Maluf fez críticas à Justiça e disse que as acusaçções contra ele não têm base legal
SÃO PAULO - O candidato Paulo Maluf (PP), que concorre à Prefeitura de São Paulo, foi rapidamente ao ataque assim que soube da inclusão de seu nome entre os 15 considerados "ficha-suja" na lista da Associação dos Magistrados do Brasil (AMB). "Juízes não têm que se meter em política", disse ele, depois de declarar que as acusações "não têm base legal".

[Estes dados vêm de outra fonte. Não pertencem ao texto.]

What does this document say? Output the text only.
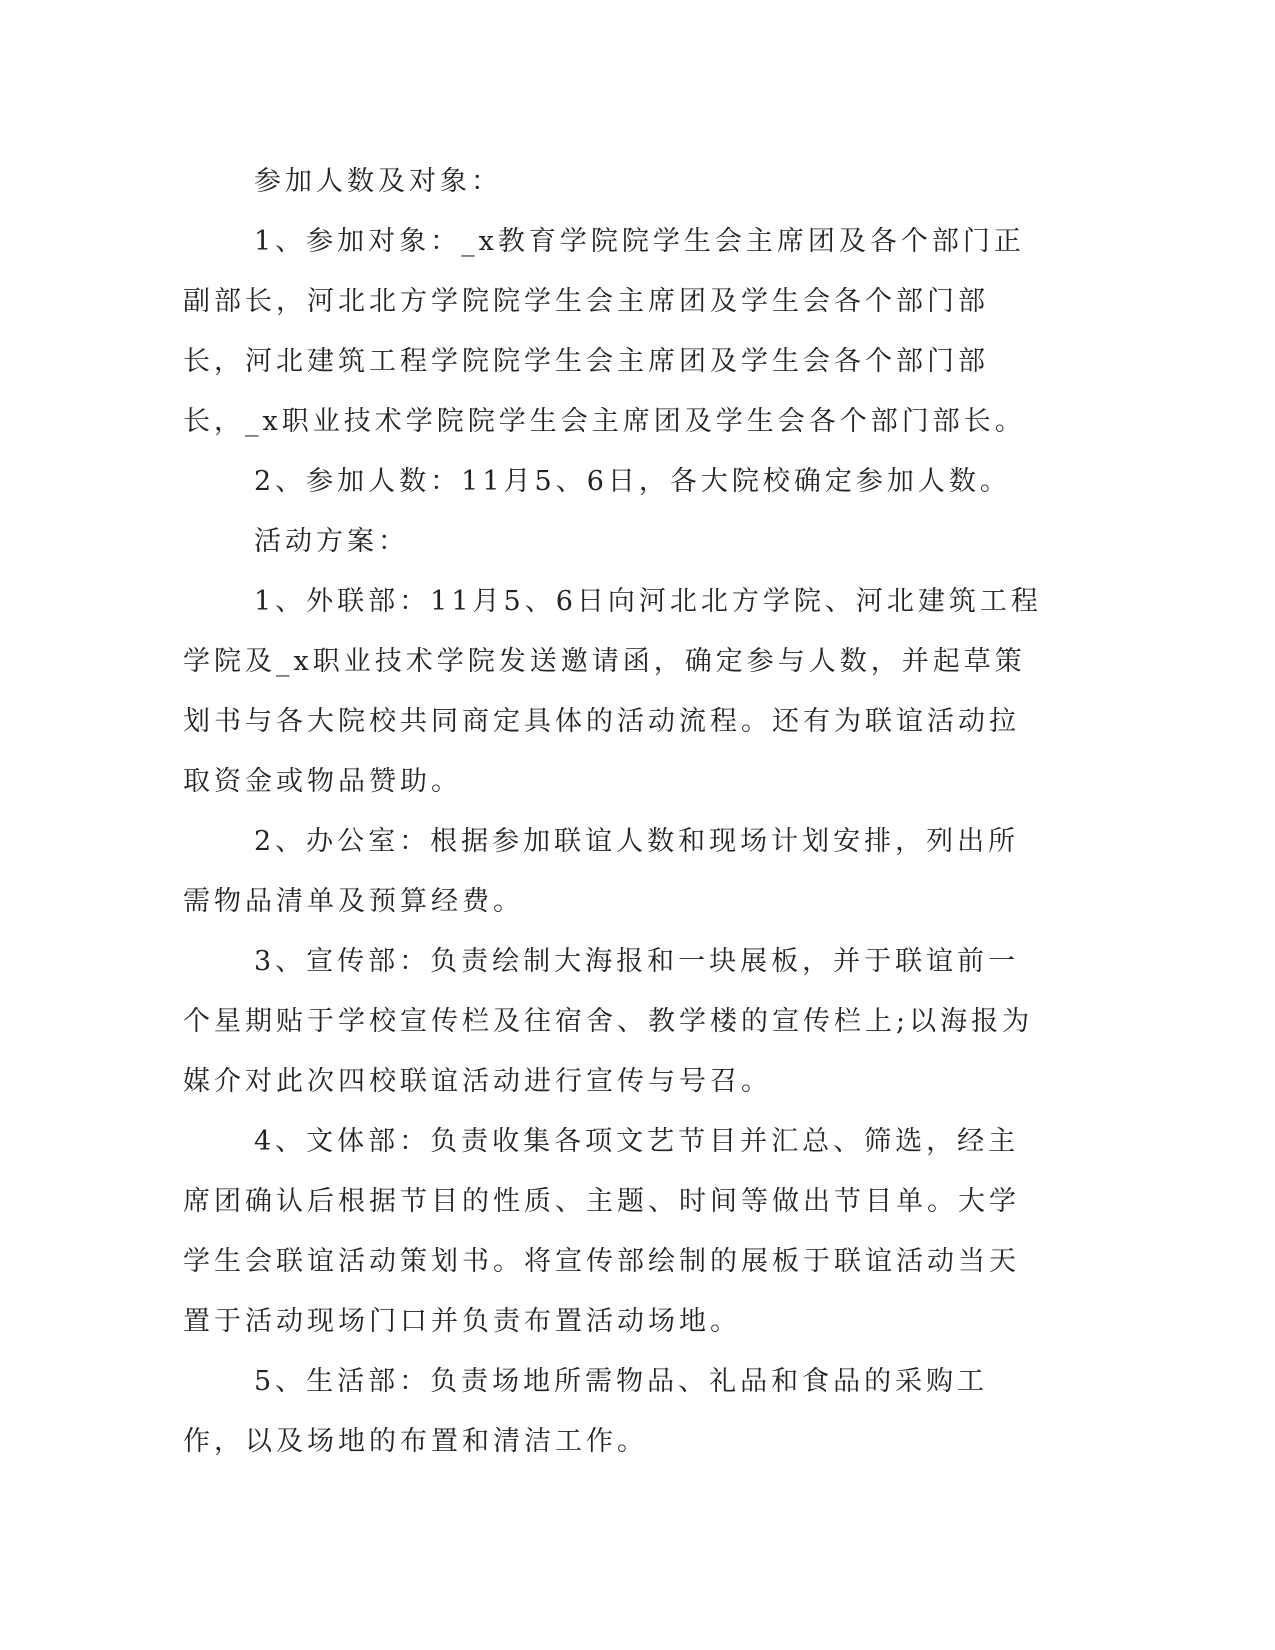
参加人数及对象：

1、参加对象：_x教育学院院学生会主席团及各个部门正副部长，河北北方学院院学生会主席团及学生会各个部门部长，河北建筑工程学院院学生会主席团及学生会各个部门部长，_x职业技术学院院学生会主席团及学生会各个部门部长。

2、参加人数：11月5、6日，各大院校确定参加人数。

活动方案：

1、外联部：11月5、6日向河北北方学院、河北建筑工程学院及_x职业技术学院发送邀请函，确定参与人数，并起草策划书与各大院校共同商定具体的活动流程。还有为联谊活动拉取资金或物品赞助。

2、办公室：根据参加联谊人数和现场计划安排，列出所需物品清单及预算经费。

3、宣传部：负责绘制大海报和一块展板，并于联谊前一个星期贴于学校宣传栏及往宿舍、教学楼的宣传栏上;以海报为媒介对此次四校联谊活动进行宣传与号召。

4、文体部：负责收集各项文艺节目并汇总、筛选，经主席团确认后根据节目的性质、主题、时间等做出节目单。大学学生会联谊活动策划书。将宣传部绘制的展板于联谊活动当天置于活动现场门口并负责布置活动场地。

5、生活部：负责场地所需物品、礼品和食品的采购工作，以及场地的布置和清洁工作。
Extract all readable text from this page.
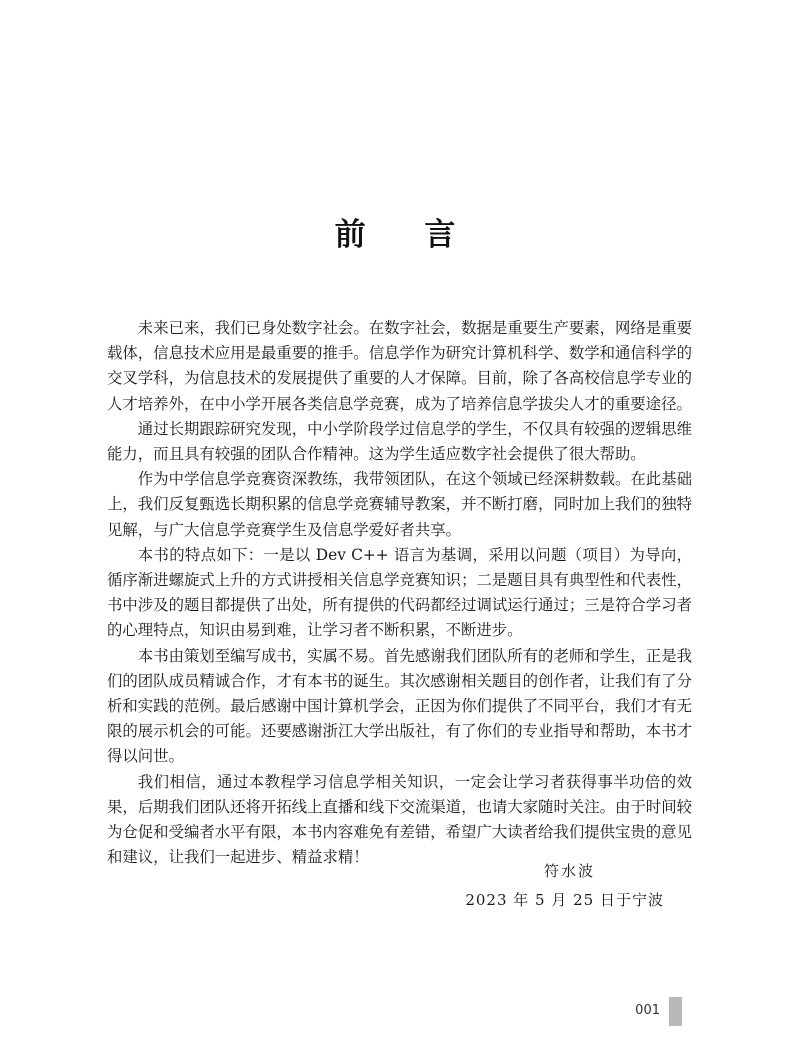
前 言

未来已来，我们已身处数字社会。在数字社会，数据是重要生产要素，网络是重要载体，信息技术应用是最重要的推手。信息学作为研究计算机科学、数学和通信科学的交叉学科，为信息技术的发展提供了重要的人才保障。目前，除了各高校信息学专业的人才培养外，在中小学开展各类信息学竞赛，成为了培养信息学拔尖人才的重要途径。

通过长期跟踪研究发现，中小学阶段学过信息学的学生，不仅具有较强的逻辑思维能力，而且具有较强的团队合作精神。这为学生适应数字社会提供了很大帮助。

作为中学信息学竞赛资深教练，我带领团队，在这个领域已经深耕数载。在此基础上，我们反复甄选长期积累的信息学竞赛辅导教案，并不断打磨，同时加上我们的独特见解，与广大信息学竞赛学生及信息学爱好者共享。

本书的特点如下：一是以 Dev C++ 语言为基调，采用以问题（项目）为导向，循序渐进螺旋式上升的方式讲授相关信息学竞赛知识；二是题目具有典型性和代表性，书中涉及的题目都提供了出处，所有提供的代码都经过调试运行通过；三是符合学习者的心理特点，知识由易到难，让学习者不断积累，不断进步。

本书由策划至编写成书，实属不易。首先感谢我们团队所有的老师和学生，正是我们的团队成员精诚合作，才有本书的诞生。其次感谢相关题目的创作者，让我们有了分析和实践的范例。最后感谢中国计算机学会，正因为你们提供了不同平台，我们才有无限的展示机会的可能。还要感谢浙江大学出版社，有了你们的专业指导和帮助，本书才得以问世。

我们相信，通过本教程学习信息学相关知识，一定会让学习者获得事半功倍的效果，后期我们团队还将开拓线上直播和线下交流渠道，也请大家随时关注。由于时间较为仓促和受编者水平有限，本书内容难免有差错，希望广大读者给我们提供宝贵的意见和建议，让我们一起进步、精益求精！

符水波
2023 年 5 月 25 日于宁波
001
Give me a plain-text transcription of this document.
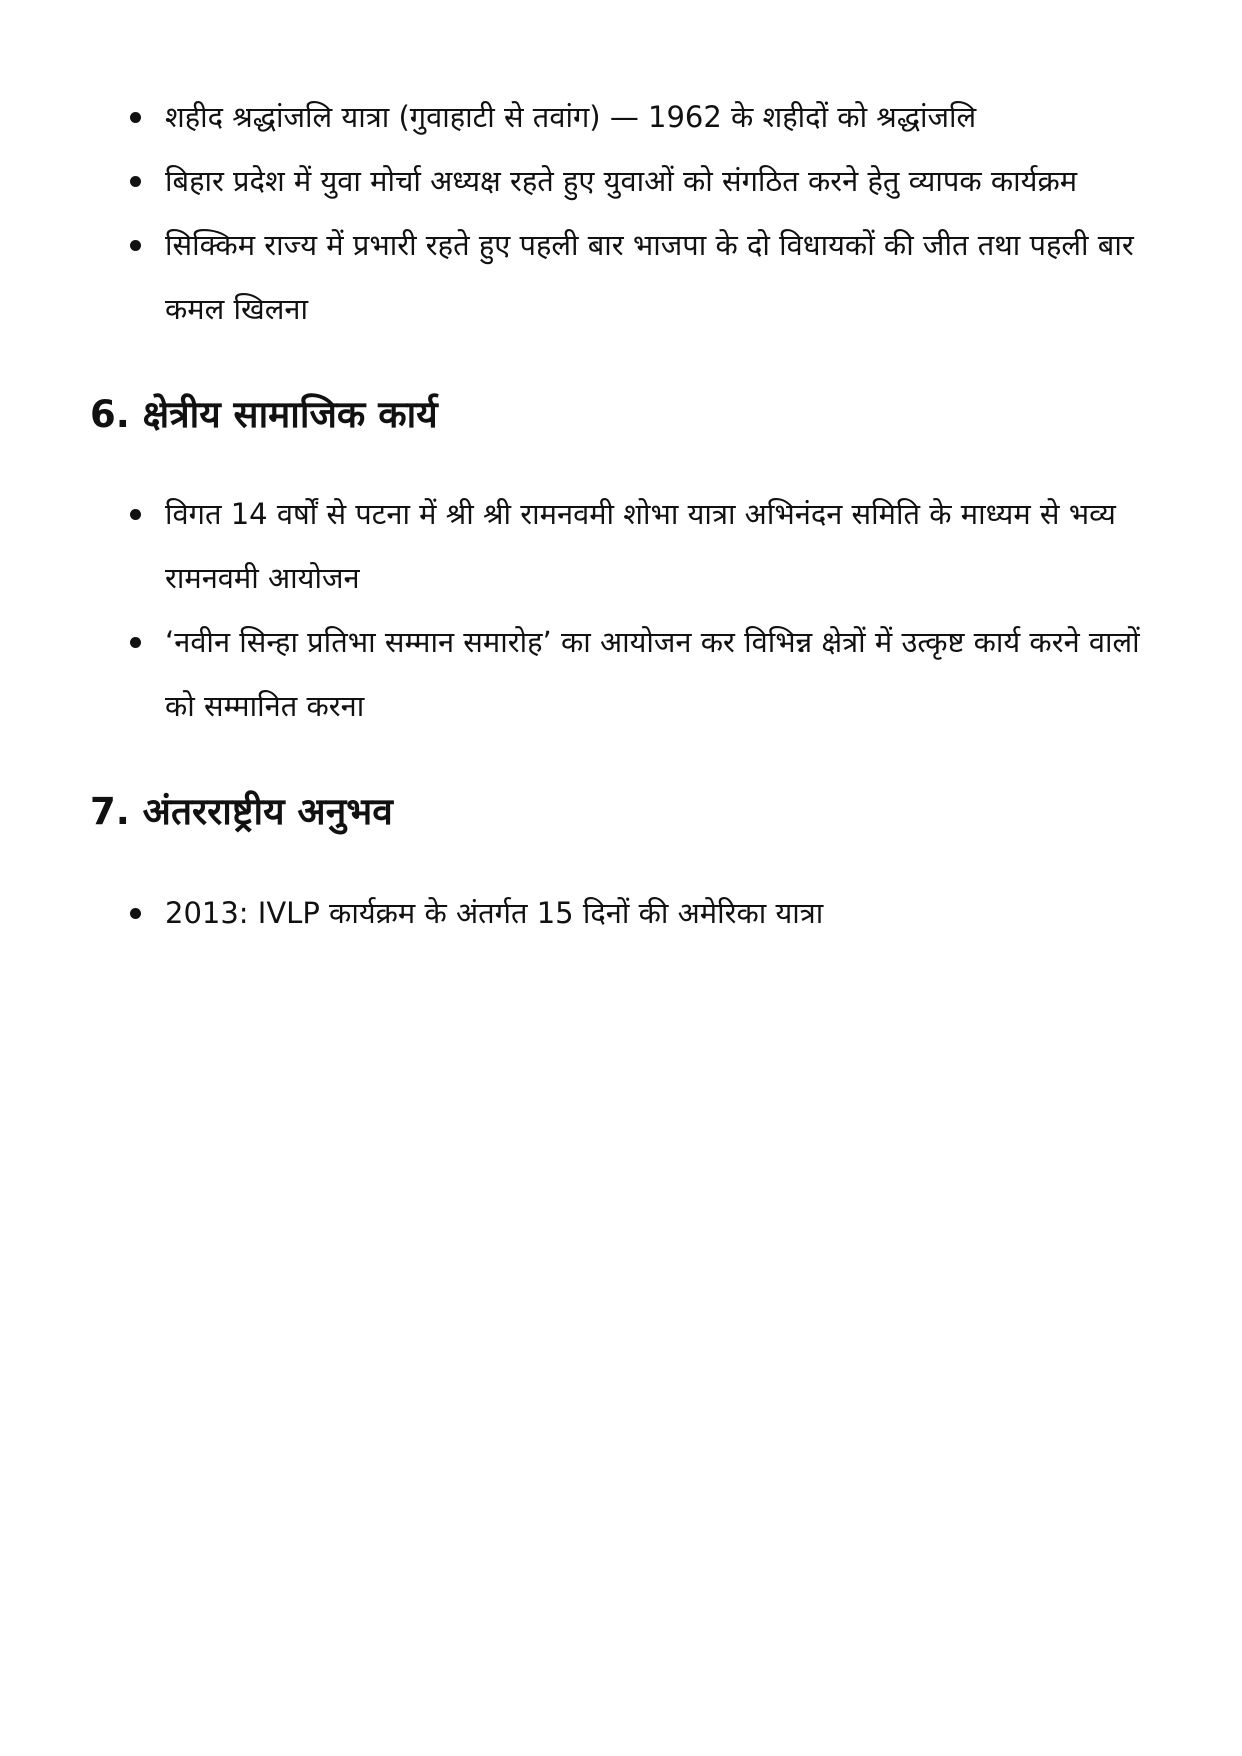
शहीद श्रद्धांजलि यात्रा (गुवाहाटी से तवांग) — 1962 के शहीदों को श्रद्धांजलि
बिहार प्रदेश में युवा मोर्चा अध्यक्ष रहते हुए युवाओं को संगठित करने हेतु व्यापक कार्यक्रम
सिक्किम राज्य में प्रभारी रहते हुए पहली बार भाजपा के दो विधायकों की जीत तथा पहली बार कमल खिलना
6. क्षेत्रीय सामाजिक कार्य
विगत 14 वर्षों से पटना में श्री श्री रामनवमी शोभा यात्रा अभिनंदन समिति के माध्यम से भव्य रामनवमी आयोजन
‘नवीन सिन्हा प्रतिभा सम्मान समारोह’ का आयोजन कर विभिन्न क्षेत्रों में उत्कृष्ट कार्य करने वालों को सम्मानित करना
7. अंतरराष्ट्रीय अनुभव
2013: IVLP कार्यक्रम के अंतर्गत 15 दिनों की अमेरिका यात्रा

Também a candidata Marta Suplicy (PT) distribuiu nota em que manifesta "o mais profundo repúdio" à presença de seu nome na lista e já avisou que vai recorrer à Justiça contra a iniciativa. Por enquanto, o comitê de Marta estuda qual medida judicial vai tomar.
A divulgação dos nomes não alterou a agenda de Paulo Maluf: ele fez de manhã uma passeata por Cidade Adhemar, cumprimentando eleitores, e passou a tarde trabalhando normalmente na Eucatex. Na nota que distribuiu no início da tarde, seu assessor Adilson Laranjeira afirma: "Paulo Maluf tem 41 anos de vida pública e foi o mais realizador prefeito dessa cidade e governador desse Estado. Se for novamente eleito vai colocar a cidade de São Paulo sem problemas, como sempre aconteceu."
E conclui: "As acusações nesses processos não têm base legal, jurídica ou administrativa. O Estado de Direito seria melhor conduzido sem politização dos juízes. Juízes não devem se meter em política. Juiz só fala nos autos."
"Arbitrária, tendenciosa"
Em defesa da petista Marta Suplicy, os seis partidos da coligação Uma Nova Atitude para São Paulo (PT, PC do B, PSB, PDT, PRB e PTN) foram mais contundentes Na sua nota, manifestam "o mais profundo repúdio à decisão arbitrária, tendenciosa e leviana" da AMB de divulgar uma lista de candidatos que "respondem a ações penais de improbidade administrativa e eleitoral". Segundo eles, essa iniciativa "atinge, de forma injusta, a imagem de nossa candidata Marta Suplicy".
A lista da AMB "transgride os preceitos mínimos da ética e do direito, faz referência a uma ação movida por oposicionistas contra a então prefeita, ainda sem julgamento em qualquer instância, e na qual Marta Suplicy já obteve uma liminar favorável do Tribunal de Justiça de São Paulo".
O texto afirma que "uma das regras sagradas do direito é a de que ninguém pode ser considerado culpado antes de julgamento definitivo e de dispor de amplo direito de defesa". Por isso, os apoiadores da ex-prefeita se dizem surpresos por ver que "uma associação como a dos magistrados, que têm a responsabilidade de administrar a justiça, cometa um gesto que caracteriza prejulgamento ou rito simbólico de execução sumária" .
A candidatura de Marta, prossegue a nota, "teve seu registro aprovado pela Justiça Eleitoral, sem sofrer pedido de impugnação do Ministério Público ou dos seus adversários". E acrescenta que, "não por acaso", a lista recebeu de imediato "a contundente reprovação de um grande número de juristas", entre os quais o presidente do Supremo Tribunal Federal, Gilmar Mendes.
Por fim, adianta que a coligação "estuda as medidas judiciais que tomará contra os responsáveis pelos danos causados" à imagem da candidata. E pede "uma reflexão à sociedade sobre as motivações políticas deste gesto da AMB". A candidata a vice na chapa de Paulo Maluf, Aline Corrêa, não respondeu às chamadas para comentar a ação penal que sofre no STF.